Now, our question was a definite integral, so we need to either re-express our answer in terms of the original variable , `x`, or we could work it using `theta`.

#### Changing back to `x`

Earlier, we let `x = 4 sec θ`, so we get `sec theta=x/4`.
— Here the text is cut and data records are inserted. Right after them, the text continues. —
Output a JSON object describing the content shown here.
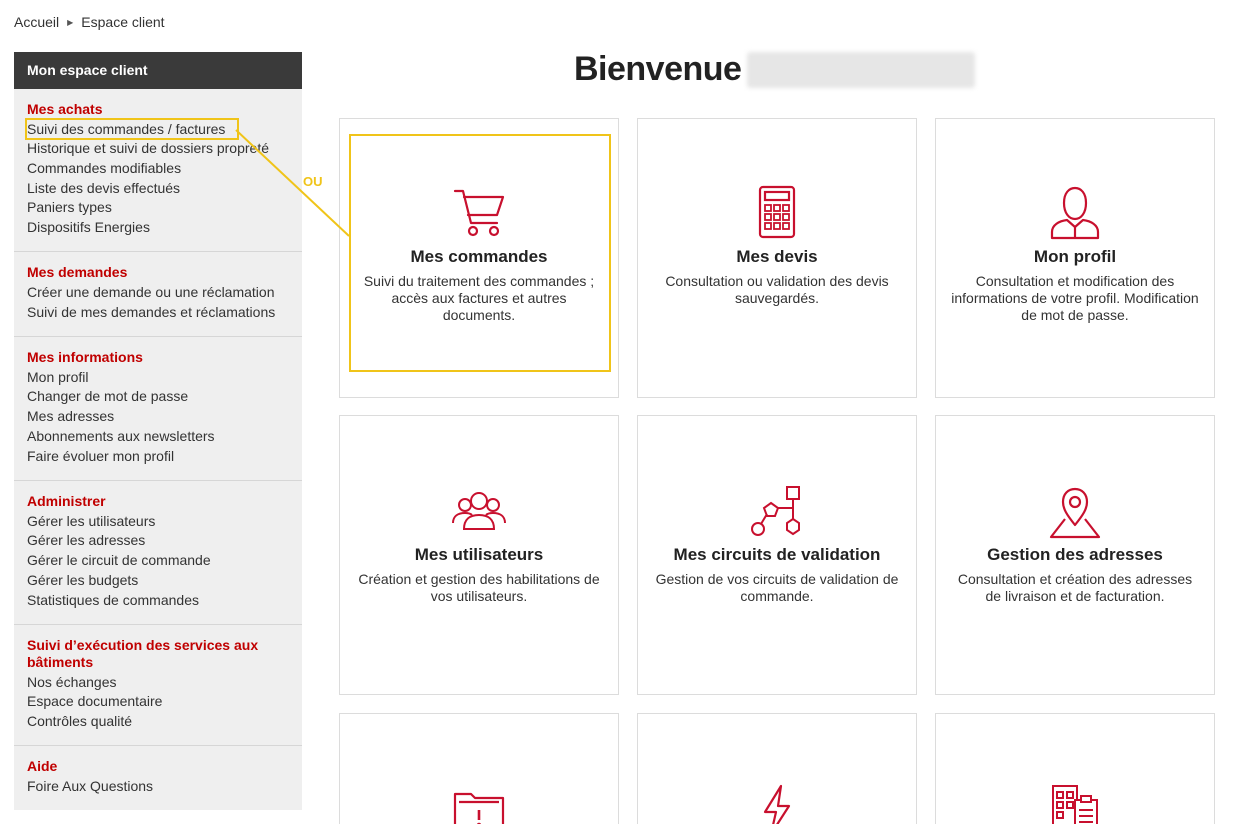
{
  "breadcrumb": {
    "home": "Accueil",
    "current": "Espace client"
  },
  "sidebar": {
    "header": "Mon espace client",
    "sections": [
      {
        "title": "Mes achats",
        "links": [
          "Suivi des commandes / factures",
          "Historique et suivi de dossiers propreté",
          "Commandes modifiables",
          "Liste des devis effectués",
          "Paniers types",
          "Dispositifs Energies"
        ]
      },
      {
        "title": "Mes demandes",
        "links": [
          "Créer une demande ou une réclamation",
          "Suivi de mes demandes et réclamations"
        ]
      },
      {
        "title": "Mes informations",
        "links": [
          "Mon profil",
          "Changer de mot de passe",
          "Mes adresses",
          "Abonnements aux newsletters",
          "Faire évoluer mon profil"
        ]
      },
      {
        "title": "Administrer",
        "links": [
          "Gérer les utilisateurs",
          "Gérer les adresses",
          "Gérer le circuit de commande",
          "Gérer les budgets",
          "Statistiques de commandes"
        ]
      },
      {
        "title": "Suivi d’exécution des services aux bâtiments",
        "links": [
          "Nos échanges",
          "Espace documentaire",
          "Contrôles qualité"
        ]
      },
      {
        "title": "Aide",
        "links": [
          "Foire Aux Questions"
        ]
      }
    ]
  },
  "welcome": "Bienvenue",
  "annotation": {
    "ou": "OU",
    "highlight_color": "#f0c419"
  },
  "accent_color": "#c8102e",
  "tiles": [
    {
      "icon": "cart-icon",
      "title": "Mes commandes",
      "desc": "Suivi du traitement des commandes ; accès aux factures et autres documents."
    },
    {
      "icon": "calculator-icon",
      "title": "Mes devis",
      "desc": "Consultation ou validation des devis sauvegardés."
    },
    {
      "icon": "user-icon",
      "title": "Mon profil",
      "desc": "Consultation et modification des informations de votre profil. Modification de mot de passe."
    },
    {
      "icon": "users-group-icon",
      "title": "Mes utilisateurs",
      "desc": "Création et gestion des habilitations de vos utilisateurs."
    },
    {
      "icon": "workflow-icon",
      "title": "Mes circuits de validation",
      "desc": "Gestion de vos circuits de validation de commande."
    },
    {
      "icon": "map-pin-icon",
      "title": "Gestion des adresses",
      "desc": "Consultation et création des adresses de livraison et de facturation."
    },
    {
      "icon": "folder-alert-icon",
      "title": "",
      "desc": ""
    },
    {
      "icon": "lightning-icon",
      "title": "",
      "desc": ""
    },
    {
      "icon": "building-clipboard-icon",
      "title": "",
      "desc": ""
    }
  ]
}
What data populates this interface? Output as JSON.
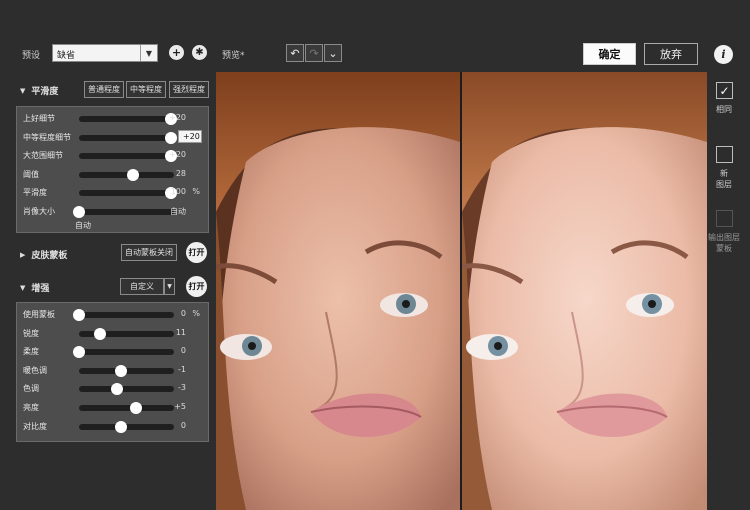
{
  "topbar": {
    "preset_label": "预设",
    "preset_value": "缺省",
    "add_icon": "+",
    "settings_icon": "gear",
    "preview_label": "预览*",
    "undo_icon": "↶",
    "redo_icon": "↷",
    "history_icon": "chevron-down",
    "ok_label": "确定",
    "cancel_label": "放弃",
    "info_icon": "i"
  },
  "smoothing": {
    "title": "平滑度",
    "tabs": [
      "普通程度",
      "中等程度",
      "强烈程度"
    ],
    "rows": [
      {
        "label": "上好细节",
        "value": "+20",
        "fraction": 0.97,
        "unit": ""
      },
      {
        "label": "中等程度细节",
        "value": "+20",
        "fraction": 0.97,
        "unit": ""
      },
      {
        "label": "大范围细节",
        "value": "+20",
        "fraction": 0.97,
        "unit": ""
      },
      {
        "label": "阈值",
        "value": "28",
        "fraction": 0.57,
        "unit": ""
      },
      {
        "label": "平滑度",
        "value": "100",
        "fraction": 0.97,
        "unit": "%"
      },
      {
        "label": "肖像大小",
        "value": "自动",
        "fraction": 0.0,
        "unit": ""
      }
    ],
    "auto_text": "自动"
  },
  "skin_mask": {
    "title": "皮肤蒙板",
    "mode_label": "自动蒙板关闭",
    "open_label": "打开"
  },
  "enhance": {
    "title": "增强",
    "mode_label": "自定义",
    "open_label": "打开",
    "rows": [
      {
        "label": "使用蒙板",
        "value": "0",
        "fraction": 0.0,
        "unit": "%"
      },
      {
        "label": "锐度",
        "value": "11",
        "fraction": 0.22,
        "unit": ""
      },
      {
        "label": "柔度",
        "value": "0",
        "fraction": 0.0,
        "unit": ""
      },
      {
        "label": "暖色调",
        "value": "-1",
        "fraction": 0.44,
        "unit": ""
      },
      {
        "label": "色调",
        "value": "-3",
        "fraction": 0.4,
        "unit": ""
      },
      {
        "label": "亮度",
        "value": "+5",
        "fraction": 0.6,
        "unit": ""
      },
      {
        "label": "对比度",
        "value": "0",
        "fraction": 0.44,
        "unit": ""
      }
    ]
  },
  "right_strip": {
    "same_label": "相同",
    "new_layer_label": "新\n图层",
    "output_layer_mask_label": "输出图层\n蒙板"
  },
  "colors": {
    "accent": "#ffffff",
    "panel": "#4d4d4d",
    "background": "#2d2d2d"
  }
}
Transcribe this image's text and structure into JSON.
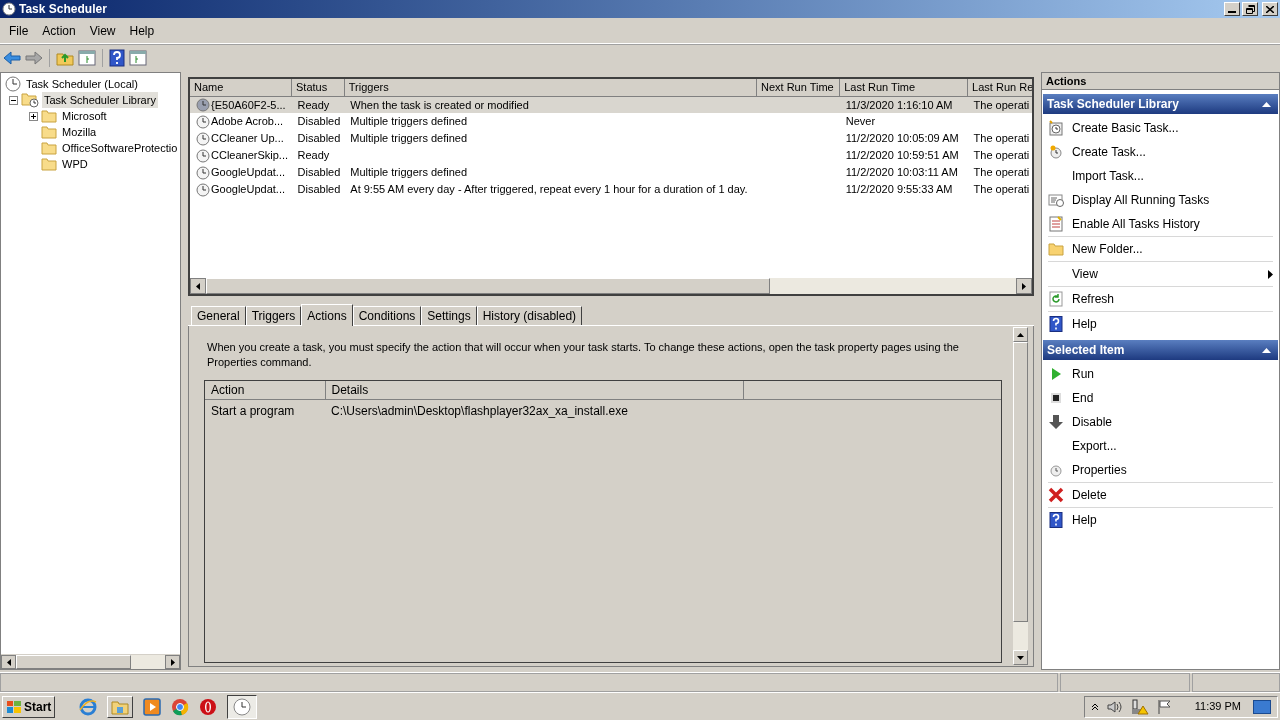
{
  "window": {
    "title": "Task Scheduler"
  },
  "menu": [
    "File",
    "Action",
    "View",
    "Help"
  ],
  "tree": [
    {
      "label": "Task Scheduler (Local)",
      "kind": "root",
      "selected": false,
      "children": [
        {
          "label": "Task Scheduler Library",
          "kind": "branch",
          "expanded": true,
          "selected": true,
          "children": [
            {
              "label": "Microsoft",
              "kind": "branch",
              "expanded": false,
              "selected": false
            },
            {
              "label": "Mozilla",
              "kind": "leaf",
              "selected": false
            },
            {
              "label": "OfficeSoftwareProtectio",
              "kind": "leaf",
              "selected": false
            },
            {
              "label": "WPD",
              "kind": "leaf",
              "selected": false
            }
          ]
        }
      ]
    }
  ],
  "tasks": {
    "columns": [
      "Name",
      "Status",
      "Triggers",
      "Next Run Time",
      "Last Run Time",
      "Last Run Re"
    ],
    "rows": [
      {
        "name": "{E50A60F2-5...",
        "status": "Ready",
        "triggers": "When the task is created or modified",
        "last_run": "11/3/2020 1:16:10 AM",
        "last_result": "The operati",
        "selected": true
      },
      {
        "name": "Adobe Acrob...",
        "status": "Disabled",
        "triggers": "Multiple triggers defined",
        "last_run": "Never",
        "selected": false
      },
      {
        "name": "CCleaner Up...",
        "status": "Disabled",
        "triggers": "Multiple triggers defined",
        "last_run": "11/2/2020 10:05:09 AM",
        "last_result": "The operati",
        "selected": false
      },
      {
        "name": "CCleanerSkip...",
        "status": "Ready",
        "last_run": "11/2/2020 10:59:51 AM",
        "last_result": "The operati",
        "selected": false
      },
      {
        "name": "GoogleUpdat...",
        "status": "Disabled",
        "triggers": "Multiple triggers defined",
        "last_run": "11/2/2020 10:03:11 AM",
        "last_result": "The operati",
        "selected": false
      },
      {
        "name": "GoogleUpdat...",
        "status": "Disabled",
        "triggers": "At 9:55 AM every day - After triggered, repeat every 1 hour for a duration of 1 day.",
        "last_run": "11/2/2020 9:55:33 AM",
        "last_result": "The operati",
        "selected": false
      }
    ]
  },
  "tabs": [
    {
      "label": "General",
      "selected": false
    },
    {
      "label": "Triggers",
      "selected": false
    },
    {
      "label": "Actions",
      "selected": true
    },
    {
      "label": "Conditions",
      "selected": false
    },
    {
      "label": "Settings",
      "selected": false
    },
    {
      "label": "History (disabled)",
      "selected": false
    }
  ],
  "actions_tab": {
    "description": "When you create a task, you must specify the action that will occur when your task starts.  To change these actions, open the task property pages using the Properties command.",
    "columns": [
      "Action",
      "Details"
    ],
    "rows": [
      {
        "action": "Start a program",
        "details": "C:\\Users\\admin\\Desktop\\flashplayer32ax_xa_install.exe"
      }
    ]
  },
  "actions_pane": {
    "header": "Actions",
    "sections": [
      {
        "title": "Task Scheduler Library",
        "groups": [
          [
            {
              "label": "Create Basic Task...",
              "submenu": false
            },
            {
              "label": "Create Task...",
              "submenu": false
            },
            {
              "label": "Import Task...",
              "submenu": false
            },
            {
              "label": "Display All Running Tasks",
              "submenu": false
            },
            {
              "label": "Enable All Tasks History",
              "submenu": false
            }
          ],
          [
            {
              "label": "New Folder...",
              "submenu": false
            }
          ],
          [
            {
              "label": "View",
              "submenu": true
            }
          ],
          [
            {
              "label": "Refresh",
              "submenu": false
            }
          ],
          [
            {
              "label": "Help",
              "submenu": false
            }
          ]
        ]
      },
      {
        "title": "Selected Item",
        "groups": [
          [
            {
              "label": "Run",
              "submenu": false
            },
            {
              "label": "End",
              "submenu": false
            },
            {
              "label": "Disable",
              "submenu": false
            },
            {
              "label": "Export...",
              "submenu": false
            },
            {
              "label": "Properties",
              "submenu": false
            }
          ],
          [
            {
              "label": "Delete",
              "submenu": false
            }
          ],
          [
            {
              "label": "Help",
              "submenu": false
            }
          ]
        ]
      }
    ]
  },
  "taskbar": {
    "start": "Start",
    "clock": "11:39 PM"
  }
}
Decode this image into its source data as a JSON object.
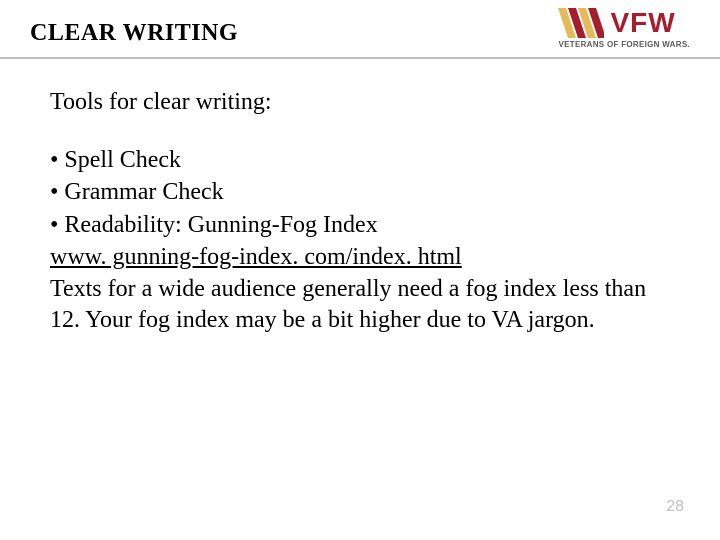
{
  "header": {
    "title": "CLEAR WRITING",
    "logo_text": "VFW",
    "logo_subtext": "VETERANS OF FOREIGN WARS."
  },
  "content": {
    "intro": "Tools for clear writing:",
    "bullets": [
      "Spell Check",
      "Grammar Check",
      "Readability: Gunning-Fog Index"
    ],
    "link_text": "www. gunning-fog-index. com/index. html",
    "body": "Texts for a wide audience generally need a fog index less than 12. Your fog index may be a bit higher due to VA jargon."
  },
  "page_number": "28"
}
Using a triangle like we did earlier, we can also derive that:

`sin theta=(sqrt(x^2-16))/x`

and

`tan theta=(sqrt(x^2-16))/4`

Therefore, we can conclude that:

`int_4^5(sqrt(x^2-16))/x^2 dx=[ln|sec theta+tan theta|-sin theta]_(theta=?)^(theta=?)`

`=[ln|x/4+(sqrt(x^2-16))/4|-(sqrt(x^2-16))/x]_4^5`

`=[ln|5/4+3/4|-3/5]-[ln|1+0|-0]`

`=[ln|2|-3/5]-[0]`

`=0.09315`

#### Leaving it in terms of `theta`

Since `sec theta=x/4`, then as `x` ranges from `4` to `5`, then `sec theta` will range from `1` to `1.25`.

So the required upper and lower limits for `theta` (these are the missing question mark "`theta=?`" values in the above answer) will be

`theta="arcsec"(1)= 0`

and

`theta="arcsec"(1.25)=0.6435011`

Returning to our answer in `theta`, and substituting our upper and lower values gives:

`[ln |sec theta+tan theta|-sin theta]_(theta=0)^(theta=0.6435011)`

`=[ln |sec 0.6435011+tan 0.6435011|-sin 0.6435011]-[ln |sec 0+tan 0|-sin 0]`

`=0.09315`, which is the same as our earlier answer.

In this example, both approaches (leaving it in terms of `theta` or changing back to `x`) is about the same amount of work.